Et pourtant, la pièce du Suédois Lars Norén est une belle invitation à penser nos différentes manières d’habiter le temps. À travers une galerie de personnages attachants : des amis d’enfance entre la quarantaine et la cinquantaine qui se retrouvent chaque année avec leurs enfants, leurs compagnons du moment chez l’une d’elle, Anna, pour bavarder, évoquer le temps passé, commenter les événements, se souvenir des morts, faire le point, l’auteur montre la difficulté d’habiter le temps tout simplement, de vivre, de vieillir, de mourir, de faire des choix et de les assumer parfois jusqu’au sacrifice de soi ; il montre la précarité des relations humaines, sociales, amoureuses, amicales, parentales soumise à la loi de l’entropie ; il nous parle du jeu social, des attachements aux choses des uns et des autres, des blessures narcissiques.
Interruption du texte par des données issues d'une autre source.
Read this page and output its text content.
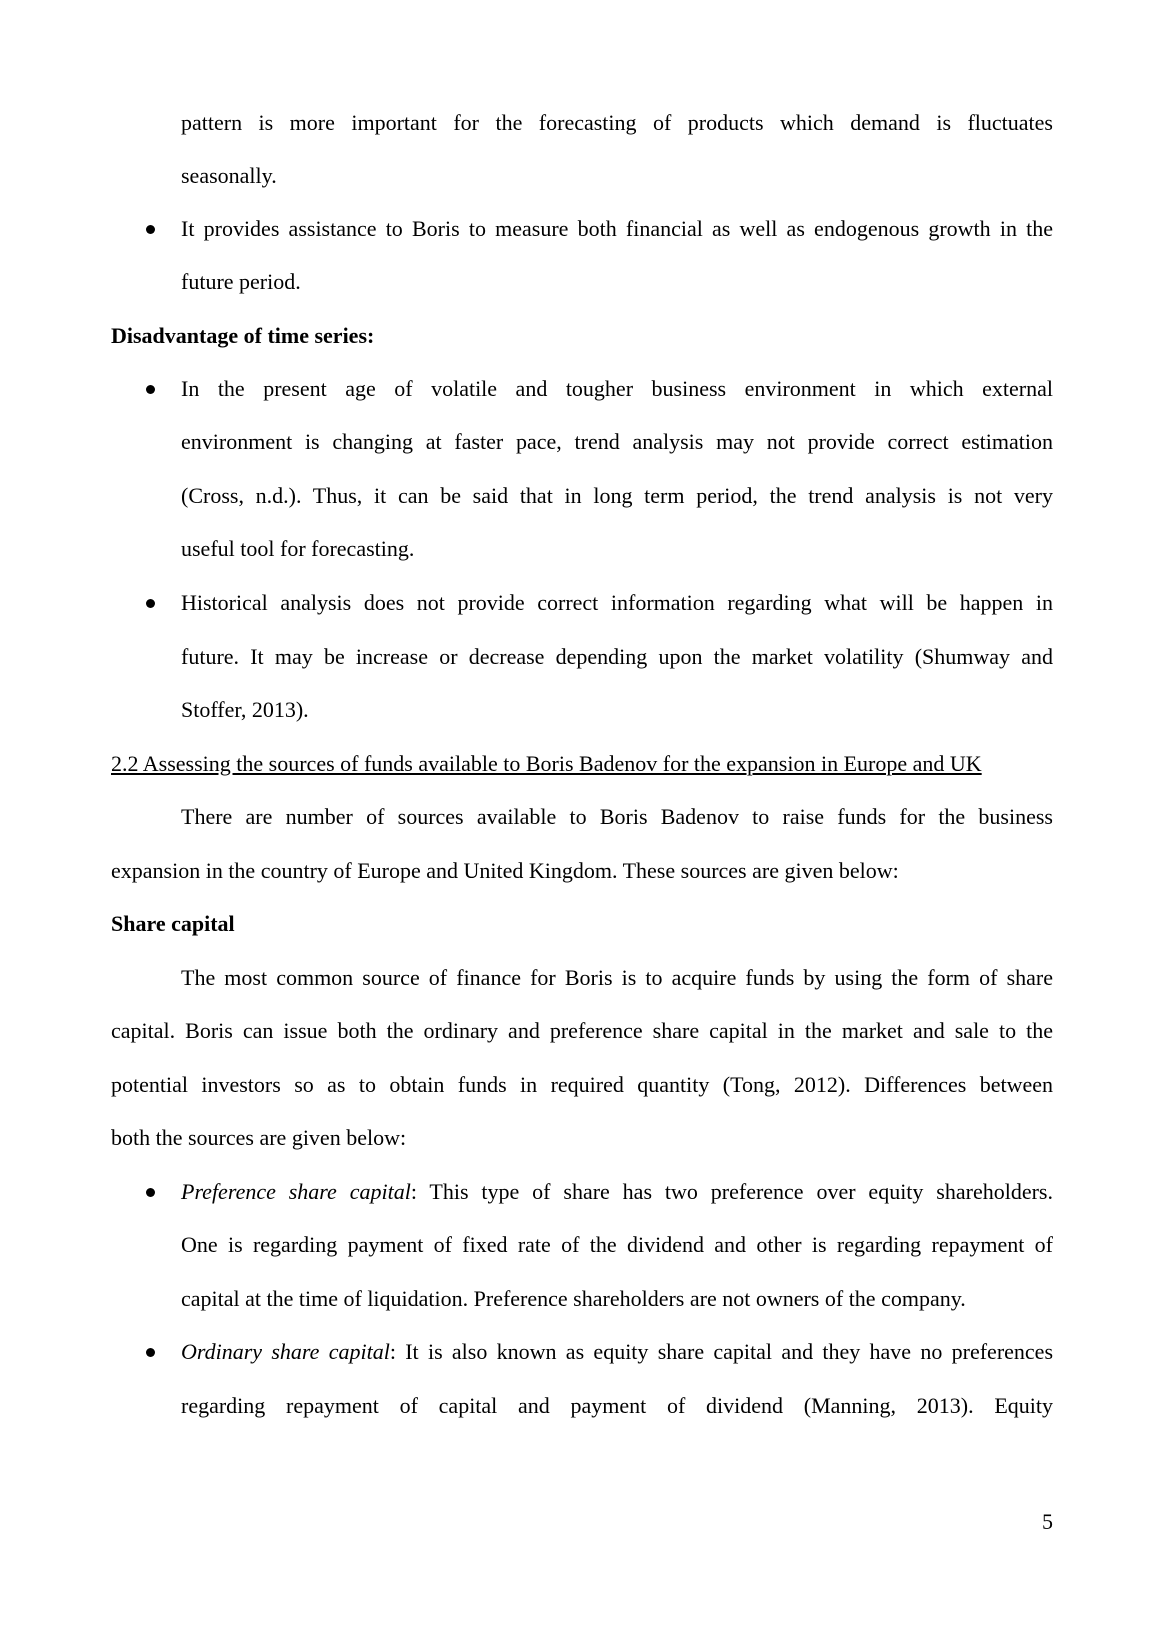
pattern is more important for the forecasting of products which demand is fluctuates
seasonally.
It provides assistance to Boris to measure both financial as well as endogenous growth in the
future period.
Disadvantage of time series:
In the present age of volatile and tougher business environment in which external
environment is changing at faster pace, trend analysis may not provide correct estimation
(Cross, n.d.). Thus, it can be said that in long term period, the trend analysis is not very
useful tool for forecasting.
Historical analysis does not provide correct information regarding what will be happen in
future. It may be increase or decrease depending upon the market volatility (Shumway and
Stoffer, 2013).
2.2 Assessing the sources of funds available to Boris Badenov for the expansion in Europe and UK
There are number of sources available to Boris Badenov to raise funds for the business
expansion in the country of Europe and United Kingdom. These sources are given below:
Share capital
The most common source of finance for Boris is to acquire funds by using the form of share
capital. Boris can issue both the ordinary and preference share capital in the market and sale to the
potential investors so as to obtain funds in required quantity (Tong, 2012). Differences between
both the sources are given below:
Preference share capital: This type of share has two preference over equity shareholders.
One is regarding payment of fixed rate of the dividend and other is regarding repayment of
capital at the time of liquidation. Preference shareholders are not owners of the company.
Ordinary share capital: It is also known as equity share capital and they have no preferences
regarding repayment of capital and payment of dividend (Manning, 2013). Equity
5
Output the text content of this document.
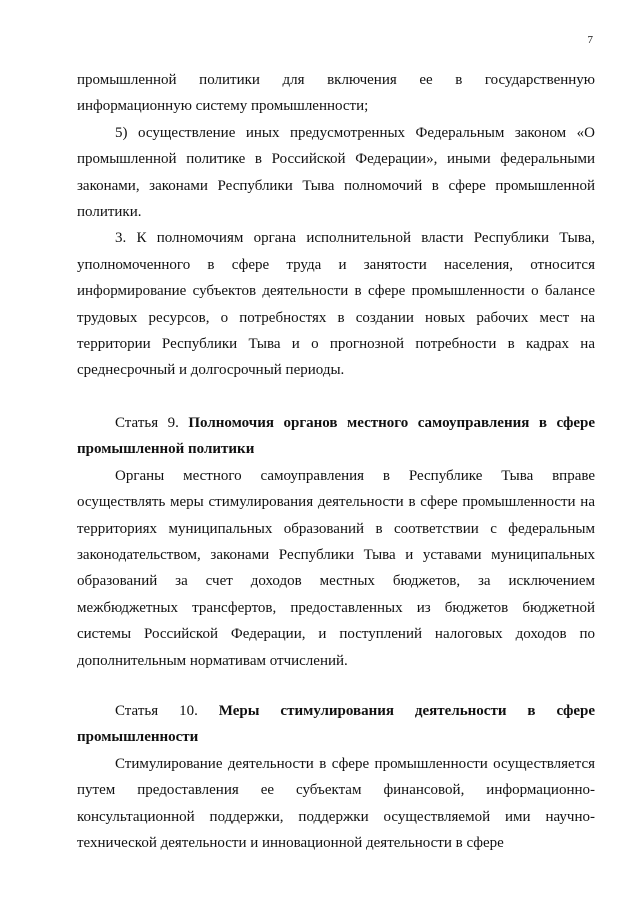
7

промышленной политики для включения ее в государственную информационную систему промышленности;

5) осуществление иных предусмотренных Федеральным законом «О промышленной политике в Российской Федерации», иными федеральными законами, законами Республики Тыва полномочий в сфере промышленной политики.

3. К полномочиям органа исполнительной власти Республики Тыва, уполномоченного в сфере труда и занятости населения, относится информирование субъектов деятельности в сфере промышленности о балансе трудовых ресурсов, о потребностях в создании новых рабочих мест на территории Республики Тыва и о прогнозной потребности в кадрах на среднесрочный и долгосрочный периоды.

Статья 9. Полномочия органов местного самоуправления в сфере промышленной политики

Органы местного самоуправления в Республике Тыва вправе осуществлять меры стимулирования деятельности в сфере промышленности на территориях муниципальных образований в соответствии с федеральным законодательством, законами Республики Тыва и уставами муниципальных образований за счет доходов местных бюджетов, за исключением межбюджетных трансфертов, предоставленных из бюджетов бюджетной системы Российской Федерации, и поступлений налоговых доходов по дополнительным нормативам отчислений.

Статья 10. Меры стимулирования деятельности в сфере промышленности

Стимулирование деятельности в сфере промышленности осуществляется путем предоставления ее субъектам финансовой, информационно-консультационной поддержки, поддержки осуществляемой ими научно-технической деятельности и инновационной деятельности в сфере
Il en émane quelque chose comme une vision qui ne saurait être qualifiée ni de pessimiste ni d’optimiste mais seulement le constat lucide que nous sommes dans la demeure du temps, les portes sont closes et nous n’avons pas les clefs, condamnés à jouer tout le temps que dure la traversée la tragi-comédie pour nous mêmes et pour les autres quelque soit le nom que nous lui donnons. La matrice culturelle édifiée pour habiter ce temps est loin de nous épargner toutes les affres.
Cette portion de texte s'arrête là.